The Basics of Data Visualization in Python
Explore the dynamic world of data visualization in Python, as we delve into fundamental techniques to transform raw data into compelling visual narratives for enhanced insights.
Data Visualization
In the vast world of data analysis, the ability to effectively present results is paramount. Enter the world of data visualization, where Python and its tools shine brightly! Whether you’re a data scientist, analyst, or enthusiast, mastering the art of visualization is essential. Here, I aim to guide you through fundamental techniques that lay the foundation for impactful visualization. Buckle up and put away the graph paper and rulers, it’s typing time!
First Things First
It’s important to mention that the type of data you’re visualizing should determine the visual you use. For example, categorical data can be best conveyed with the use of a bar chart, whereas a histogram can be the most useful to see the distribution of numerical data. Below, I will talk about more types and representations of data.
Three Steps
Here are the three basic steps to make visualizations in python:
-
Importing necessary packages
-
Importing the data
-
Create the appropriate visualizations
Step 1 - Import Packages
There’s a wide variety of packages that can assist you in your visualizations, but the primary packages include Pandas (for data processing), Matplotlib (for basic visuals), Numpy (for calculations), and Seaborn (for more advanced visuals).
import pandas as pd
import matplotlib.pyplot as plt
import numpy as np
import seaborn as sns
from scipy.stats import norm
from matplotlib import style
style.use('ggplot')
Here, not only did I import the neccessary packages, but I set the graph style to ‘ggplot’, although there’s a variety of styles available.
Step 2 - Import the Data
For simplicity’s sake, I’m going to use two different data sets that comes loaded in the Seaborn library. In certain cases, you may need to take further steps to clean and arrange your data in a way that makes it more usable. This could include renaming columns or rows, getting rid of missing values, adding or removing columns, and other procesudes that makes the data more accessible.
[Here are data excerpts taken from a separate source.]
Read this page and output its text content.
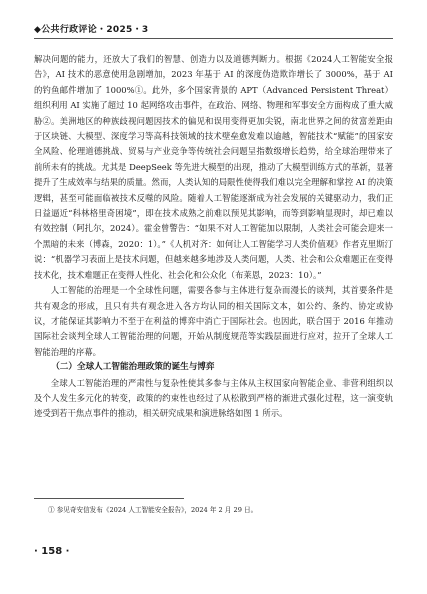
◆公共行政评论・2025・3

解决问题的能力，还放大了我们的智慧、创造力以及道德判断力。根据《2024人工智能安全报告》，AI 技术的恶意使用急剧增加，2023 年基于 AI 的深度伪造欺诈增长了 3000%，基于 AI 的钓鱼邮件增加了 1000%①。此外，多个国家背景的 APT（Advanced Persistent Threat）组织利用 AI 实施了超过 10 起网络攻击事件，在政治、网络、物理和军事安全方面构成了重大威胁②。美洲地区的种族歧视问题因技术的偏见和误用变得更加尖锐，南北世界之间的贫富差距由于区块链、大模型、深度学习等高科技领域的技术壁垒愈发难以逾越，智能技术“赋能”的国家安全风险、伦理道德挑战、贸易与产业竞争等传统社会问题呈指数级增长趋势，给全球治理带来了前所未有的挑战。尤其是 DeepSeek 等先进大模型的出现，推动了大模型训练方式的革新，显著提升了生成效率与结果的质量。然而，人类认知的局限性使得我们难以完全理解和掌控 AI 的决策逻辑，甚至可能面临被技术反噬的风险。随着人工智能逐渐成为社会发展的关键驱动力，我们正日益逼近“科林格里奇困境”，即在技术成熟之前难以预见其影响，而等到影响显现时，却已难以有效控制（阿扎尔，2024）。霍金曾警告：“如果不对人工智能加以限制，人类社会可能会迎来一个黑暗的未来（博森，2020：1）。”《人机对齐：如何让人工智能学习人类价值观》作者克里斯汀说：“机器学习表面上是技术问题，但越来越多地涉及人类问题，人类、社会和公众难题正在变得技术化，技术难题正在变得人性化、社会化和公众化（布莱恩，2023：10）。”

人工智能的治理是一个全球性问题，需要各参与主体进行复杂而漫长的谈判，其首要条件是共有观念的形成，且只有共有观念进入各方均认同的相关国际文本，如公约、条约、协定或协议，才能保证其影响力不至于在利益的博弈中消亡于国际社会。也因此，联合国于 2016 年推动国际社会谈判全球人工智能治理的问题，开始从制度规范等实践层面进行应对，拉开了全球人工智能治理的序幕。

（二）全球人工智能治理政策的诞生与博弈

全球人工智能治理的严肃性与复杂性使其多参与主体从主权国家向智能企业、非营利组织以及个人发生多元化的转变，政策的约束性也经过了从松散到严格的渐进式强化过程，这一演变轨迹受到若干焦点事件的推动，相关研究成果和演进脉络如图 1 所示。

① 参见奇安信发布《2024 人工智能安全报告》，2024 年 2 月 29 日。
· 158 ·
iris = sns.load_dataset('iris')
titanic = sns.load_dataset('titanic')
Step 3 - Visualizations
Categorical Data
Categorical data is a type of data that can be divided into groups based on qualitative characteristics. Categorical observations fall into distinct categories, rarely overlapping.
#### Bar Chart
Bar charts are probably the most recognizable visual for categorical data. They are able to offer clear ways to display the relationships and differences in the included categories.
# categorical data - Iris
species_counts = iris['species']
sns.barplot(x=species_counts.index, y=species_counts.values, palette = 'viridis')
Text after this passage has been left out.